A Complete Manuscript! But I Didn’t Write It Alone

Pre-orders, copy edits, and creating things together!

A Complete Manuscript! But I Didn’t Write It Alone

I’m excited (and a little bewildered) to share that I’ve finished the manuscript for my book, Sometimes You Should Be Late. I have a slothy cover, too (more on that in a future post!).

You can pre-order it now. Bookshop & Amazon

The book is headed into the copy edit stage, my publisher is beginning to share it with distributors and bookstores, and now I’m shifting my attention to bringing these ideas to readers.

This phase stretches me. Talking about the book is easy. The awkward dance of asking busy people for endorsements or inviting people like you to pre-order and share it with your communities can sometimes feel uncomfortable, or even a bit extractive.

And yet, I know countercultural ideas like these don’t spread on their own. And it would be ironic if the answer was viral TikToks.

They spread because people like you resonate with them, remix them in your own way, and share the ideas with others you are connected to. But here’s the thing: this isn’t a brand-new phase where I suddenly need other people; it’s a continuation of this truth: everything is a co-creation.

I’m not saying that to be magnanimous. This book exists because of people who aren’t me: friends and readers who waded through messy drafts, weighed in on cover concepts over Zoom, and offered questions and ideas.People who’ve inspired me to slow down. Paid subscribers who helped me believe I leave a more-or-less stable government job (🤷) and make a living writing (I have no paywall but feel invited to upgrade here). Members of the Mindful Sundays community in DC and others who helped me feel like I wasn’t always shouting into the void.

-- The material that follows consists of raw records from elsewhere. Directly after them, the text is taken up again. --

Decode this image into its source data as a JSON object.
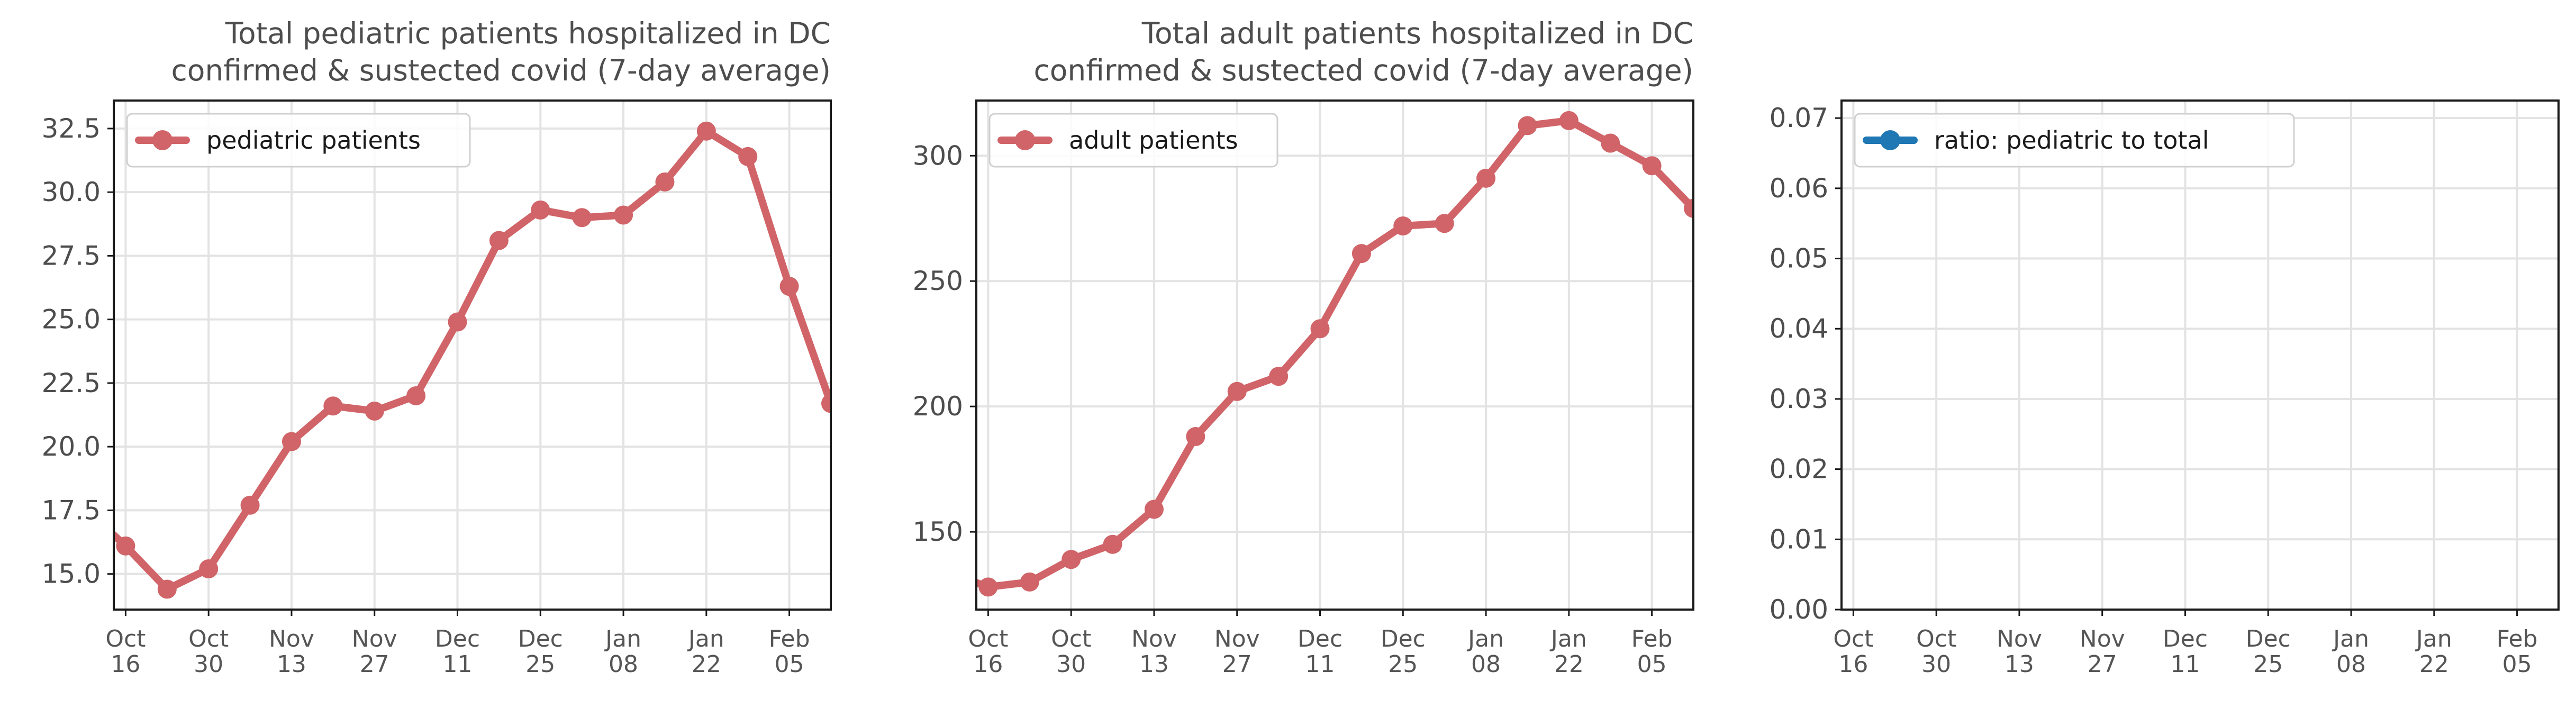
{
  "colors": {
    "pediatric": "#d06468",
    "adult": "#d06468",
    "ratio": "#1f77b4",
    "grid": "#e3e3e3",
    "axis": "#1a1a1a"
  },
  "chart_data": [
    {
      "type": "line",
      "title": [
        "Total pediatric patients hospitalized in DC",
        "confirmed & sustected covid (7-day average)"
      ],
      "xlabel": "",
      "ylabel": "",
      "x_ticks": [
        [
          "Oct",
          "16"
        ],
        [
          "Oct",
          "30"
        ],
        [
          "Nov",
          "13"
        ],
        [
          "Nov",
          "27"
        ],
        [
          "Dec",
          "11"
        ],
        [
          "Dec",
          "25"
        ],
        [
          "Jan",
          "08"
        ],
        [
          "Jan",
          "22"
        ],
        [
          "Feb",
          "05"
        ]
      ],
      "x_tick_dates": [
        "2021-10-16",
        "2021-10-30",
        "2021-11-13",
        "2021-11-27",
        "2021-12-11",
        "2021-12-25",
        "2022-01-08",
        "2022-01-22",
        "2022-02-05"
      ],
      "xlim": [
        "2021-10-14",
        "2022-02-12"
      ],
      "yticks": [
        "15.0",
        "17.5",
        "20.0",
        "22.5",
        "25.0",
        "27.5",
        "30.0",
        "32.5"
      ],
      "ylim": [
        13.6,
        33.6
      ],
      "grid": true,
      "legend_position": "upper-left",
      "series": [
        {
          "name": "pediatric patients",
          "color": "#d06468",
          "x": [
            "2021-10-09",
            "2021-10-16",
            "2021-10-23",
            "2021-10-30",
            "2021-11-06",
            "2021-11-13",
            "2021-11-20",
            "2021-11-27",
            "2021-12-04",
            "2021-12-11",
            "2021-12-18",
            "2021-12-25",
            "2022-01-01",
            "2022-01-08",
            "2022-01-15",
            "2022-01-22",
            "2022-01-29",
            "2022-02-05",
            "2022-02-12"
          ],
          "values": [
            17.6,
            16.1,
            14.4,
            15.2,
            17.7,
            20.2,
            21.6,
            21.4,
            22.0,
            24.9,
            28.1,
            29.3,
            29.0,
            29.1,
            30.4,
            32.4,
            31.4,
            26.3,
            21.7
          ]
        }
      ]
    },
    {
      "type": "line",
      "title": [
        "Total adult patients hospitalized in DC",
        "confirmed & sustected covid (7-day average)"
      ],
      "xlabel": "",
      "ylabel": "",
      "x_ticks": [
        [
          "Oct",
          "16"
        ],
        [
          "Oct",
          "30"
        ],
        [
          "Nov",
          "13"
        ],
        [
          "Nov",
          "27"
        ],
        [
          "Dec",
          "11"
        ],
        [
          "Dec",
          "25"
        ],
        [
          "Jan",
          "08"
        ],
        [
          "Jan",
          "22"
        ],
        [
          "Feb",
          "05"
        ]
      ],
      "x_tick_dates": [
        "2021-10-16",
        "2021-10-30",
        "2021-11-13",
        "2021-11-27",
        "2021-12-11",
        "2021-12-25",
        "2022-01-08",
        "2022-01-22",
        "2022-02-05"
      ],
      "xlim": [
        "2021-10-14",
        "2022-02-12"
      ],
      "yticks": [
        "150",
        "200",
        "250",
        "300"
      ],
      "ylim": [
        119,
        322
      ],
      "grid": true,
      "legend_position": "upper-left",
      "series": [
        {
          "name": "adult patients",
          "color": "#d06468",
          "x": [
            "2021-10-09",
            "2021-10-16",
            "2021-10-23",
            "2021-10-30",
            "2021-11-06",
            "2021-11-13",
            "2021-11-20",
            "2021-11-27",
            "2021-12-04",
            "2021-12-11",
            "2021-12-18",
            "2021-12-25",
            "2022-01-01",
            "2022-01-08",
            "2022-01-15",
            "2022-01-22",
            "2022-01-29",
            "2022-02-05",
            "2022-02-12"
          ],
          "values": [
            134,
            128,
            130,
            139,
            145,
            159,
            188,
            206,
            212,
            231,
            261,
            272,
            273,
            291,
            312,
            314,
            305,
            296,
            279
          ]
        }
      ]
    },
    {
      "type": "line",
      "title": [
        "",
        ""
      ],
      "xlabel": "",
      "ylabel": "",
      "x_ticks": [
        [
          "Oct",
          "16"
        ],
        [
          "Oct",
          "30"
        ],
        [
          "Nov",
          "13"
        ],
        [
          "Nov",
          "27"
        ],
        [
          "Dec",
          "11"
        ],
        [
          "Dec",
          "25"
        ],
        [
          "Jan",
          "08"
        ],
        [
          "Jan",
          "22"
        ],
        [
          "Feb",
          "05"
        ]
      ],
      "x_tick_dates": [
        "2021-10-16",
        "2021-10-30",
        "2021-11-13",
        "2021-11-27",
        "2021-12-11",
        "2021-12-25",
        "2022-01-08",
        "2022-01-22",
        "2022-02-05"
      ],
      "xlim": [
        "2021-10-14",
        "2022-02-12"
      ],
      "yticks": [
        "0.00",
        "0.01",
        "0.02",
        "0.03",
        "0.04",
        "0.05",
        "0.06",
        "0.07"
      ],
      "ylim": [
        0,
        0.0725
      ],
      "grid": true,
      "legend_position": "upper-left",
      "series": [
        {
          "name": "ratio: pediatric to total",
          "color": "#1f77b4",
          "x": [],
          "values": []
        }
      ]
    }
  ]
}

In that spirit, I wanted to share the first excerpt from my book. It’s from the acknowledgements, which I call Creating This Book With Others:

Acknowledgements didn’t feel like the right word to honor the fact that nothing meaningful is done alone. So before you enter Experiments in the Wild [Note: a section on bringing this into work/school/family/frienship], I want to share a few snapshots of how this book came to be. I hope it inspires you to let others help you create something.
For most of my life, I believed that asking for help was a sign of weakness. Writing this book required me to unlearn that.
It would be easy to pretend I was always confident in this idea, or that leaving a relatively secure fifteen-year government career to dedicate myself to writing, speaking, and hosting workshops about slower, more intentional ways of living was an easy decision. The reality is that I had plenty of doubt.
When I felt shaky, others were there for me.

Yes, others were there for me. But they didn’t read my mind; they were there because I shared what I was trying to make and how they could help. Again and again, I was surprised by how abundant the support and care were.

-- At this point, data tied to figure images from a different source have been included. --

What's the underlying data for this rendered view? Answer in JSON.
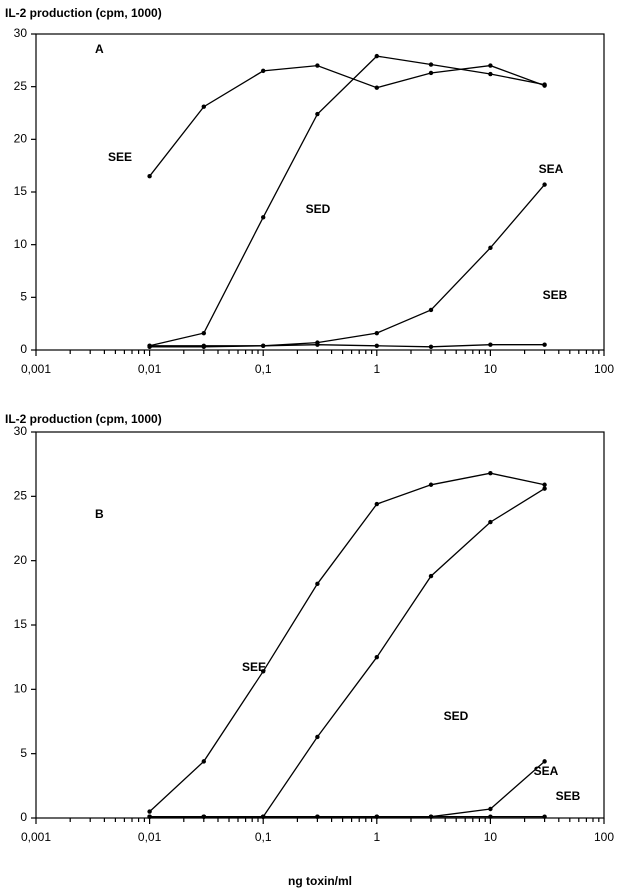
{
  "chart_data": [
    {
      "type": "line",
      "panel_label": "A",
      "y_label": "IL-2 production (cpm,  1000)",
      "x": [
        0.01,
        0.03,
        0.1,
        0.3,
        1,
        3,
        10,
        30
      ],
      "log_x": true,
      "xlim": [
        0.001,
        100
      ],
      "xticks": [
        {
          "value": 0.001,
          "label": "0,001"
        },
        {
          "value": 0.01,
          "label": "0,01"
        },
        {
          "value": 0.1,
          "label": "0,1"
        },
        1,
        10,
        100
      ],
      "ylim": [
        0,
        30
      ],
      "yticks": [
        0,
        5,
        10,
        15,
        20,
        25,
        30
      ],
      "series": [
        {
          "name": "SEE",
          "color": "#000000",
          "values": [
            16.5,
            23.1,
            26.5,
            27,
            24.9,
            26.3,
            27,
            25.1
          ]
        },
        {
          "name": "SED",
          "color": "#000000",
          "values": [
            0.4,
            1.6,
            12.6,
            22.4,
            27.9,
            27.1,
            26.2,
            25.2
          ]
        },
        {
          "name": "SEA",
          "color": "#000000",
          "values": [
            0.4,
            0.4,
            0.4,
            0.7,
            1.6,
            3.8,
            9.7,
            15.7
          ]
        },
        {
          "name": "SEB",
          "color": "#000000",
          "values": [
            0.3,
            0.3,
            0.4,
            0.5,
            0.4,
            0.3,
            0.5,
            0.5
          ]
        }
      ]
    },
    {
      "type": "line",
      "panel_label": "B",
      "y_label": "IL-2 production (cpm,  1000)",
      "x_label": "ng toxin/ml",
      "x": [
        0.01,
        0.03,
        0.1,
        0.3,
        1,
        3,
        10,
        30
      ],
      "log_x": true,
      "xlim": [
        0.001,
        100
      ],
      "xticks": [
        {
          "value": 0.001,
          "label": "0,001"
        },
        {
          "value": 0.01,
          "label": "0,01"
        },
        {
          "value": 0.1,
          "label": "0,1"
        },
        1,
        10,
        100
      ],
      "ylim": [
        0,
        30
      ],
      "yticks": [
        0,
        5,
        10,
        15,
        20,
        25,
        30
      ],
      "series": [
        {
          "name": "SEE",
          "color": "#000000",
          "values": [
            0.5,
            4.4,
            11.4,
            18.2,
            24.4,
            25.9,
            26.8,
            25.9
          ]
        },
        {
          "name": "SED",
          "color": "#000000",
          "values": [
            0.1,
            0.1,
            0.1,
            6.3,
            12.5,
            18.8,
            23,
            25.6
          ]
        },
        {
          "name": "SEA",
          "color": "#000000",
          "values": [
            0.1,
            0.1,
            0.1,
            0.1,
            0.1,
            0.1,
            0.7,
            4.4
          ]
        },
        {
          "name": "SEB",
          "color": "#000000",
          "values": [
            0.1,
            0.1,
            0.1,
            0.1,
            0.1,
            0.1,
            0.1,
            0.1
          ]
        }
      ]
    }
  ]
}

So I’ll leave you with an invitation: In the New Year, what’s something you’re trying to create? And how might you let others support you, not by begging them to, but by sharing an idea you have, maybe even before you think it’s ready?

As this next phase of my creative project unfolds, I’m excited to keep creating with you: imagining a book launch that feels more like a slow gathering than Instagram ads or taking these ideas into local bookstores and living rooms across the country (maybe yours!).

For now, pre-ordering the book truly helps. Pre-orders signal demand to bookstores and make it more likely the book finds its way onto shelves. Links: Bookshop & Amazon

Thank you for being part of this already—whether you’ve offered feedback, shared ideas, pre-ordered the book, or simply made space for slower, more human conversations about time.